[SOLVED] How good is Oniguruma compared to other cross-platform regexp libraries?

How good is Oniguruma compared to other cross-platform regexp libraries?

We are trying to get rid of boost::regex and it's awful performance. According to this benchmark, Oniguruma is the best overall.

We have multiple regexps (and always changing) which we apply on strings ranging from medium (100 chars) to huge (1k chars)... so it's a very heterogeneous environment.

Have any of you used it with success? Do you recommend going for the more "standard" ones like PCRE or RE2?

Solution

I've done a benchmark with the following librairies:

Boost
re2
Oniguruma

The benchmark consisted of executing a series of tests which made heavy use of regexps on very heterogeneous regexps (grouping, not grouping, long ones (484 characters), short ones, pipes, ?, *, ., etc.). Applied on texts that go from a few characters to around 8k characters.

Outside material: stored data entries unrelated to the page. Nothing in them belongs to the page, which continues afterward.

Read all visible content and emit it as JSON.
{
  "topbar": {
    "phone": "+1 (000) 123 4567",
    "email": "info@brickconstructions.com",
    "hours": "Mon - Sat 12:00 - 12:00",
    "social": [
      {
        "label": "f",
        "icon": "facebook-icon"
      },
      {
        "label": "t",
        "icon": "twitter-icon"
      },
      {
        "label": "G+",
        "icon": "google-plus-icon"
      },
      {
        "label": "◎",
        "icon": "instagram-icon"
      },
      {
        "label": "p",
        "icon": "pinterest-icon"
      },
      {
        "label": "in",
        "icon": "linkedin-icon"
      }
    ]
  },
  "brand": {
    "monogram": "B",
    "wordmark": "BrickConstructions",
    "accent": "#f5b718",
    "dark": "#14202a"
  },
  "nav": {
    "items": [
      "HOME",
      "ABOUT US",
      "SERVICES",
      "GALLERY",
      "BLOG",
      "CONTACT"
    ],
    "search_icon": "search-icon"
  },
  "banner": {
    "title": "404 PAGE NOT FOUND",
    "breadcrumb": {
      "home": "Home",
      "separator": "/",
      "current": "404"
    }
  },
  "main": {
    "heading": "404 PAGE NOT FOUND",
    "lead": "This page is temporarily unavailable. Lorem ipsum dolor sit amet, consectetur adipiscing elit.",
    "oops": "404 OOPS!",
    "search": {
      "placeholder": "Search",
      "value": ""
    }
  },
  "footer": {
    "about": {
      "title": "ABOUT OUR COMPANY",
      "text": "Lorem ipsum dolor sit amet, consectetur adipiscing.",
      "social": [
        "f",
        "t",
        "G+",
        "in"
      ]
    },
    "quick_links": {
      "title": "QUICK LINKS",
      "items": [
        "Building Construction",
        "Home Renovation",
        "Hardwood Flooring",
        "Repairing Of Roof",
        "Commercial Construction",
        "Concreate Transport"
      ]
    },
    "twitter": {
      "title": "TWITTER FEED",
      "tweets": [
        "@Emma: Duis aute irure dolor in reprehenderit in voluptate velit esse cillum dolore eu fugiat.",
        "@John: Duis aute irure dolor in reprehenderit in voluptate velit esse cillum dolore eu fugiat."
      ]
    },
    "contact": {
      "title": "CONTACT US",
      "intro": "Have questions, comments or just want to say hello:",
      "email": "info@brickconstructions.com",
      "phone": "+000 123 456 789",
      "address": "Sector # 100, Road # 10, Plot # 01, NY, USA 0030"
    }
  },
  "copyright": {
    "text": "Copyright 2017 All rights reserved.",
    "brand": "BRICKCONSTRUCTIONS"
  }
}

Each time a regexp match was computed, I stored the regexp and incremented a milliseconds counter accumulating the time spent computing the regexp (called multiple times).

Here is the total time spent on all regexps for each libraries:

Boost: 98 840 ms
re2: 51 197 ms
Oniguruma: 16 095 ms
re2 (NO CAPUTRE* see below)): 16 162 ms

*We (almost) always want to capture the content of groups in regexp, and re2 performs horribly when it captures a group(see here). You don't see that much in the above result because when the group cannot be captured, it performs well. For example on this regexp (executed a lot of times):

^((?:https?://)?(?:[a-z0-9\-]{1,63}\.)+(?:[a-z0-9\-]{1,63}))(?:[^\?]*).*$

here are the results for each libs:

Boost: 140 ms
re2: 5663 ms
Oniguruma: 53 ms
re2 (NO CAPTURE): 37 ms.

See the drop for re2 from 5663 ms to 37 ms.

tl;dr

So my conclusion is that for our use, Oniguruma is clearly superior.

But if you don't need to capture groups, re2 is a better choice since I found that it's API is easier to use.